Эпитафия Робеспьеру

Шаунят Еникеев
Революция, как Сатурн пожирает своих детей.
                Жан Жак Дантон.               

               

Париж. Конвент. Восьмое термидора.               
Идёт к трибуне: бледен, молчалив.
Молчит и зал. Восторженного хора
Санклютских глоток пресечён порыв.   

Все ждут. Сейчас история вершится.
Тот, кто вчера был революции мечом,
Шагает робко, чтоб не оступиться,
Не вызвать смех.

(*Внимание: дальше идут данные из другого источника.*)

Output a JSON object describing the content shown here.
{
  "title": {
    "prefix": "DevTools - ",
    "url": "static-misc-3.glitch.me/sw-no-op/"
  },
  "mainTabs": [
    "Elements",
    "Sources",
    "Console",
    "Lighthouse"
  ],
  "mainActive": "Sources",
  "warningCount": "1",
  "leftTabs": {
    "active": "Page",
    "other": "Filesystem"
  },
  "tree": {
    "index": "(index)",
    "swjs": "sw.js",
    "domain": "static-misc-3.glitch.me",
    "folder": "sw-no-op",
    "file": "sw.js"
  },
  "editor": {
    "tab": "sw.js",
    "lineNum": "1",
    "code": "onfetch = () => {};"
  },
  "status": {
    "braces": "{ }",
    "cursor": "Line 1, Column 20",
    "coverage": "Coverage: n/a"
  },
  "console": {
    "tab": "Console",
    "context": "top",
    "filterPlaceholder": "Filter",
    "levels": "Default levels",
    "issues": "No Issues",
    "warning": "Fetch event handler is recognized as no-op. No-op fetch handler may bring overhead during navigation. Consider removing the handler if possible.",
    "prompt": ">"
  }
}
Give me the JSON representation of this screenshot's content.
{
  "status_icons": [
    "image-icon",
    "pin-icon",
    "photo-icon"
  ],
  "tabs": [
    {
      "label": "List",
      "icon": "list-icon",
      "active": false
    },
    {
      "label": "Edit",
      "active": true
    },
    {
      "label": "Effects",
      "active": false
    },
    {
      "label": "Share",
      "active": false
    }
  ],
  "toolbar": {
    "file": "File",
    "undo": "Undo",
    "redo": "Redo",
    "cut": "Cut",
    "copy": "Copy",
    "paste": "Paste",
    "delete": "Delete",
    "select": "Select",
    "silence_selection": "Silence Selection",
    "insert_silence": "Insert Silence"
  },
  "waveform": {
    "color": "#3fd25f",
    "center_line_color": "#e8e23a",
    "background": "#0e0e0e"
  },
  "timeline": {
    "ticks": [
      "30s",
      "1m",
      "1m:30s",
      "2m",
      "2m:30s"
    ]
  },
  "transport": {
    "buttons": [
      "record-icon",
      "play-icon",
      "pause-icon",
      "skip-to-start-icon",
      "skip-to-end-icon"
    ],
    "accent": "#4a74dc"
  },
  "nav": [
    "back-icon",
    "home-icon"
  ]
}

Ждёт встреча с палачом

Того, кто сам вершил людские судьбы,
Был вознесён народною волной
На «Гору» революции, а ныне
Молчком идёт с поникшей головой,

Бредёт к трибуне, чтобы оправдаться,
Обосновать жестокость прежних дней
Потребностью от козней защищаться
Врагов отечества под маскою друзей.

Верньо, Эбер, Дантон и Демулен,
Лавуазье, Шенье, - имён ряд бесконечен.
Лишь Петион избег позорный плен…
О, «Неподкупный», как ты был беспечен…

«Сограждане, позора дни настали.
Меня зовут тираном. Если б был
Тираном я, меня бы осыпали
Монархи золотом, но я их победил.

Не дал им права я творить бесчинства
И преступленья дальше совершать.
Не предавал я братского единства.
Вам на меня постыдно клеветать.

Я вижу в том жестокую насмешку
Судьбы: судья сам подсудимым стал.
Я был уполномочен Комитетом       
Карать врагов, и я врагов карал.

А в чьих руках Республики судьба,
Финансы, армия, страною управленье?
Отчизны кто сейчас вершит дела?
Меня гнетут тревожные сомненья.

О, я без сожаления покину
Такую жизнь, она мне не мила,
Когда интрига властвует над правдой
И страхи низкие сжимают нам сердца.

Предателям, кто под покровом дружбы,
Маскировал своё нутро - в лицо плюю.
Коль «Неподкупный» революции не нужен,
Народу завещаю смерть свою»…

Сошёл с трибуны, говорить не дали.
«Долой, тирану революции позор!»
Хула, арест, бесславное раненье.
То был на благо нации террор.

Как мог поверить в гильотины нож,
Что «бритва нации» ряды борцов сплотит
И это скопище противных мерзких рож
Ему все прегрешения простит?
 
На Гревской площади привычная картина,
Гогочет в предвкушении народ.
Диктатора ждёт плаха – гильотина.
Сегодня он, а завтра, чей черёд?

Сансон волнуется, хотя и не премьера,
Но надо не ударить в грязь лицом.
Народ желает смерти Робеспьера,
Вчера он сам был нации отцом.

Гогочет чернь, смешки и мат отборный,
Отброшен флёр изысканных манер.
Бредёт на эшафот дорогой торной
В бинтах кровавых бледный Робеспьер.

Глядит в глаза, наполненные злобой,
Глаза толпы. Нет состраданья в ней.
Одно желанье – хищную утробу
Наполнить человечиной скорей.

Скрипит помост, идёт слегка шатаясь.
Шаг к гильотине из последних сил.
В толпе писклявый голос, насмехаясь:
«Наш Робеспьер корону нацепил».

Мгновенно вспомнились ему слова Дантона,
Что революция пожрёт своих детей,
И коль хоть раз преступишь грань закона,
Грех искупить придётся кровию своей.

Толчок в плечо. Он на колени брошен.
В нос запах крови бьёт, болотной тины.
Тяжёлый нож. У лезвия край скошен.
Свист. Хруст …и голова на дне корзины.